This code is a PyTorch implementation of a character-level LSTM for truecasing. The original code is based on Torch7 char-rnn-truecase, which is in turn based on char-rnn.
- PyTorch version >= 1.1.0
- Python version >= 3.5
Below example shows training and truecasing on the Wikipedia data set.

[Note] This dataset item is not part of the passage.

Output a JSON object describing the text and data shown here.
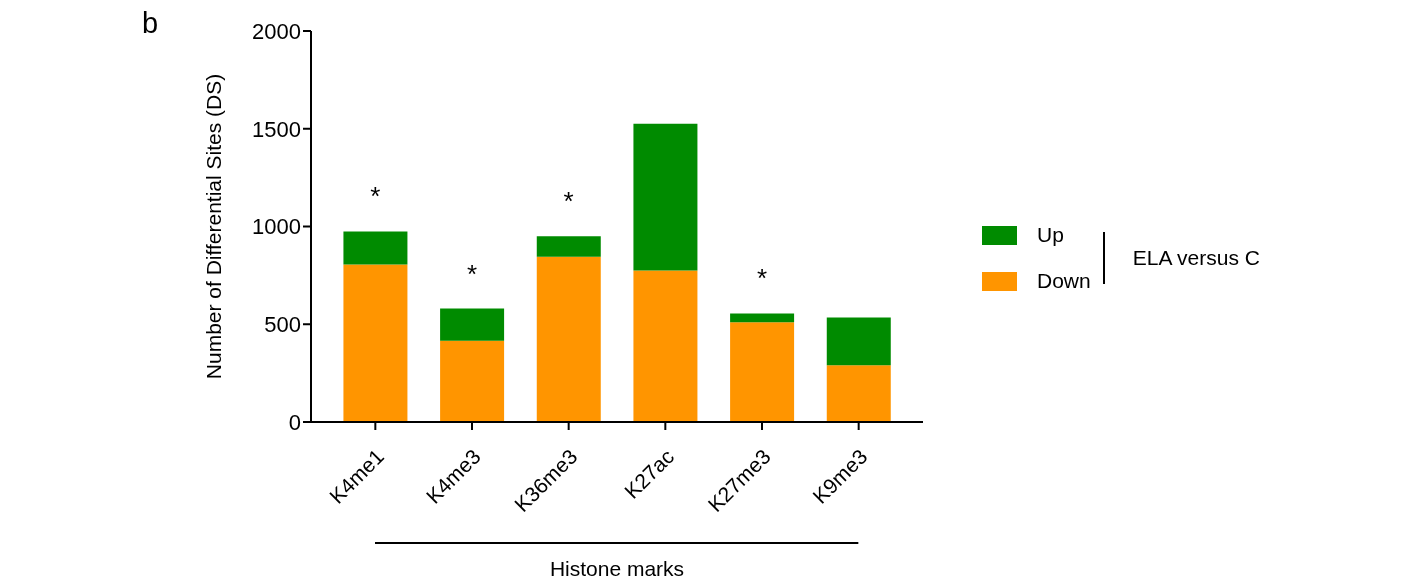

Refer to train.sh
and test.sh
for running the experiments in the paper (only LSTM is supported).
python train.py \
-data_dir data/wiki \
-rnn_size 700 \
-num_layers 3 \
-dropout 0.25 \
-batch_size 100 \
-seq_length 50 \
-max_epochs 30 \
-learning_rate 0.001 \
-checkpoint_dir cv/wiki_lstm_700hidden_3layer \
-gpuid 0
# retrieve best checkpoint on valid data
model=`ls cv/wiki_lstm_700hidden_3layer/*.pt | python best_model.py`
cat data/wiki/test.lower.txt \
| python truecase.py \
$model \
-beamsize 10 \
-verbose 0 \
-gpuid 0 \
> data/wiki/output.txt
# calculate performance on test set
python word_eval.py data/wiki/test.txt cv/wiki_lstm_700hidden_3layer/output.txt
On my machine, this gives the following scores:
Accuracy: 97.55
Precision: 94.23
Recall: 92.78
F1: 93.50
@inproceedings{susanto-etal-2016-learning,
title = "Learning to Capitalize with Character-Level Recurrent Neural Networks: An Empirical Study",
author = "Susanto, Raymond Hendy and Chieu, Hai Leong and Lu, Wei",
booktitle = "Proceedings of the 2016 Conference on Empirical Methods in Natural Language Processing",
year = "2016",
}